|Tahōtō pagoda at Sagami-ji|
|Address||1319 Hōjō-chō, Kasai-shi, Hyōgo-ken, 675-2312|
Sagami-ji (酒見寺, or Sagami-dera), is a Shingon Buddhist temple in Kasai, Hyōgo Prefecture, Japan. Its mountain name (sangō) is Senjōsan (泉生山). Emperor Shōmu ordered its construction in the 17th year of the Tenpyō era (745 AD), at the request of Gyōki, a Buddhist priest.

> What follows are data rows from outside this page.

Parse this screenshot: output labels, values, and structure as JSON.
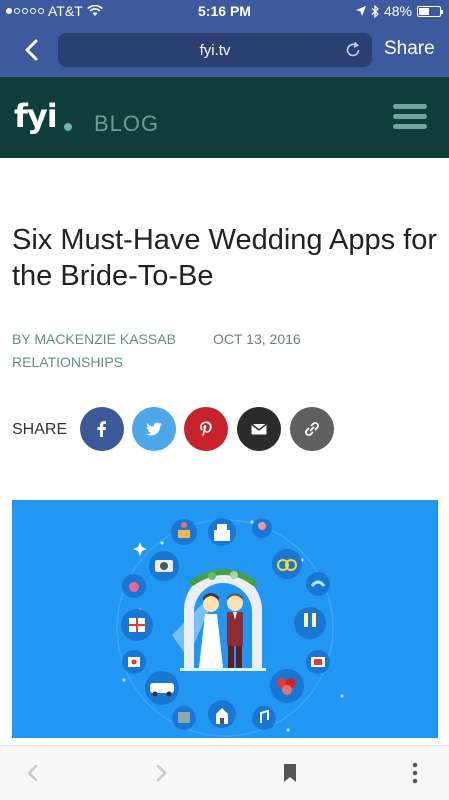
{
  "status_bar": {
    "carrier": "AT&T",
    "time": "5:16 PM",
    "battery": "48%",
    "battery_level": 0.48
  },
  "browser": {
    "url": "fyi.tv",
    "share_label": "Share"
  },
  "site": {
    "logo": "fyi",
    "section": "BLOG"
  },
  "article": {
    "title": "Six Must-Have Wedding Apps for the Bride-To-Be",
    "byline": "BY MACKENZIE KASSAB",
    "date": "OCT 13, 2016",
    "category": "RELATIONSHIPS",
    "share_label": "SHARE"
  },
  "social_buttons": [
    {
      "name": "facebook",
      "glyph": "f",
      "color": "#3b5998"
    },
    {
      "name": "twitter",
      "glyph": "t",
      "color": "#4da7e8"
    },
    {
      "name": "pinterest",
      "glyph": "p",
      "color": "#c8232c"
    },
    {
      "name": "email",
      "glyph": "mail",
      "color": "#2b2b2b"
    },
    {
      "name": "link",
      "glyph": "link",
      "color": "#5f5f5f"
    }
  ],
  "hero": {
    "background": "#2196f3"
  }
}
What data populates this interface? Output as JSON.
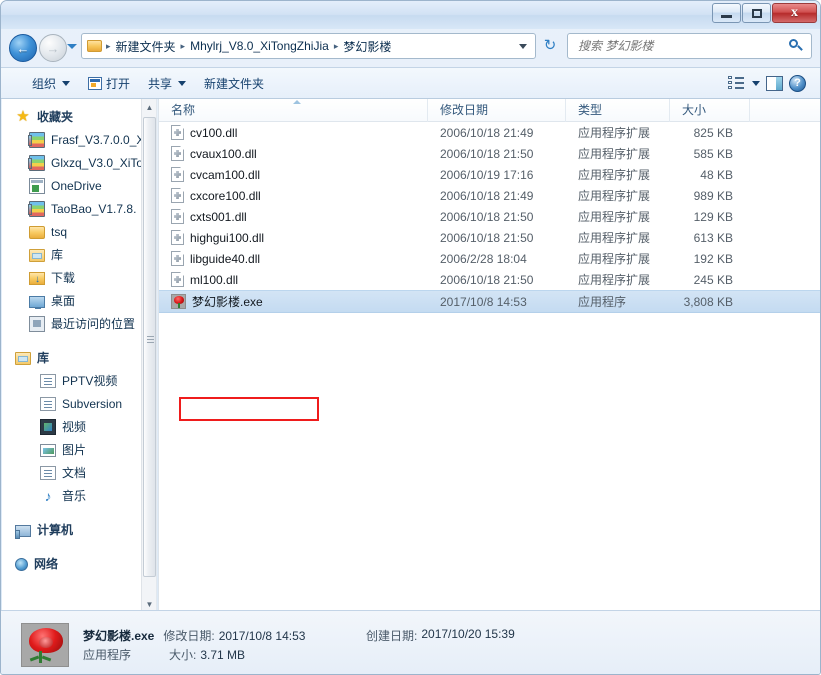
{
  "window": {
    "controls": {
      "minimize": "–",
      "maximize": "□",
      "close": "x"
    }
  },
  "nav": {
    "back_label": "←",
    "forward_label": "→",
    "refresh_label": "↻",
    "breadcrumbs": [
      "新建文件夹",
      "Mhylrj_V8.0_XiTongZhiJia",
      "梦幻影楼"
    ],
    "separator": "▸"
  },
  "search": {
    "placeholder": "搜索 梦幻影楼",
    "value": ""
  },
  "toolbar": {
    "organize": "组织",
    "open": "打开",
    "share": "共享",
    "new_folder": "新建文件夹",
    "help": "?"
  },
  "sidebar": {
    "favorites_title": "收藏夹",
    "favorites": [
      {
        "label": "Frasf_V3.7.0.0_X",
        "icon": "archive-icon"
      },
      {
        "label": "Glxzq_V3.0_XiTo",
        "icon": "archive-icon"
      },
      {
        "label": "OneDrive",
        "icon": "onedrive-icon"
      },
      {
        "label": "TaoBao_V1.7.8.",
        "icon": "archive-icon"
      },
      {
        "label": "tsq",
        "icon": "folder-icon"
      },
      {
        "label": "库",
        "icon": "library-icon"
      },
      {
        "label": "下载",
        "icon": "downloads-icon"
      },
      {
        "label": "桌面",
        "icon": "desktop-icon"
      },
      {
        "label": "最近访问的位置",
        "icon": "recent-places-icon"
      }
    ],
    "libraries_title": "库",
    "libraries": [
      {
        "label": "PPTV视频",
        "icon": "document-icon"
      },
      {
        "label": "Subversion",
        "icon": "document-icon"
      },
      {
        "label": "视频",
        "icon": "video-icon"
      },
      {
        "label": "图片",
        "icon": "picture-icon"
      },
      {
        "label": "文档",
        "icon": "document-icon"
      },
      {
        "label": "音乐",
        "icon": "music-icon"
      }
    ],
    "computer_title": "计算机",
    "network_title": "网络"
  },
  "filelist": {
    "columns": [
      "名称",
      "修改日期",
      "类型",
      "大小"
    ],
    "sorted_column": 0,
    "sort_direction": "asc",
    "rows": [
      {
        "name": "cv100.dll",
        "date": "2006/10/18 21:49",
        "type": "应用程序扩展",
        "size": "825 KB",
        "icon": "dll-icon",
        "selected": false
      },
      {
        "name": "cvaux100.dll",
        "date": "2006/10/18 21:50",
        "type": "应用程序扩展",
        "size": "585 KB",
        "icon": "dll-icon",
        "selected": false
      },
      {
        "name": "cvcam100.dll",
        "date": "2006/10/19 17:16",
        "type": "应用程序扩展",
        "size": "48 KB",
        "icon": "dll-icon",
        "selected": false
      },
      {
        "name": "cxcore100.dll",
        "date": "2006/10/18 21:49",
        "type": "应用程序扩展",
        "size": "989 KB",
        "icon": "dll-icon",
        "selected": false
      },
      {
        "name": "cxts001.dll",
        "date": "2006/10/18 21:50",
        "type": "应用程序扩展",
        "size": "129 KB",
        "icon": "dll-icon",
        "selected": false
      },
      {
        "name": "highgui100.dll",
        "date": "2006/10/18 21:50",
        "type": "应用程序扩展",
        "size": "613 KB",
        "icon": "dll-icon",
        "selected": false
      },
      {
        "name": "libguide40.dll",
        "date": "2006/2/28 18:04",
        "type": "应用程序扩展",
        "size": "192 KB",
        "icon": "dll-icon",
        "selected": false
      },
      {
        "name": "ml100.dll",
        "date": "2006/10/18 21:50",
        "type": "应用程序扩展",
        "size": "245 KB",
        "icon": "dll-icon",
        "selected": false
      },
      {
        "name": "梦幻影楼.exe",
        "date": "2017/10/8 14:53",
        "type": "应用程序",
        "size": "3,808 KB",
        "icon": "rose-app-icon",
        "selected": true
      }
    ],
    "highlight_color": "#ef1c1c"
  },
  "details": {
    "filename": "梦幻影楼.exe",
    "modified_label": "修改日期:",
    "modified_value": "2017/10/8 14:53",
    "created_label": "创建日期:",
    "created_value": "2017/10/20 15:39",
    "type": "应用程序",
    "size_label": "大小:",
    "size_value": "3.71 MB"
  }
}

According to the temple records, the priest Gyōki received an oracle from Sagami Myōjin (modern Sumiyoshi-jinja) instructing a temple to be built on these grounds. Gyōki took the request to Emperor Shōmu, who then ordered the construction of Sagami-ji. When finished in 745, it was named Sagami after the oracle's origins. Inscriptions on temple plaques record later visits from various emperors and shoguns, including shogun Tokugawa Ieyasu.
The building was badly damaged in the Heiji Rebellion of 1159, and later rebuilt. The main temple was burnt down in conflicts during 1578, and was not rebuilt until the daimyo of Himeji, Honda Tadamasa, agreed to aid the Ikeda clan in its reconstruction.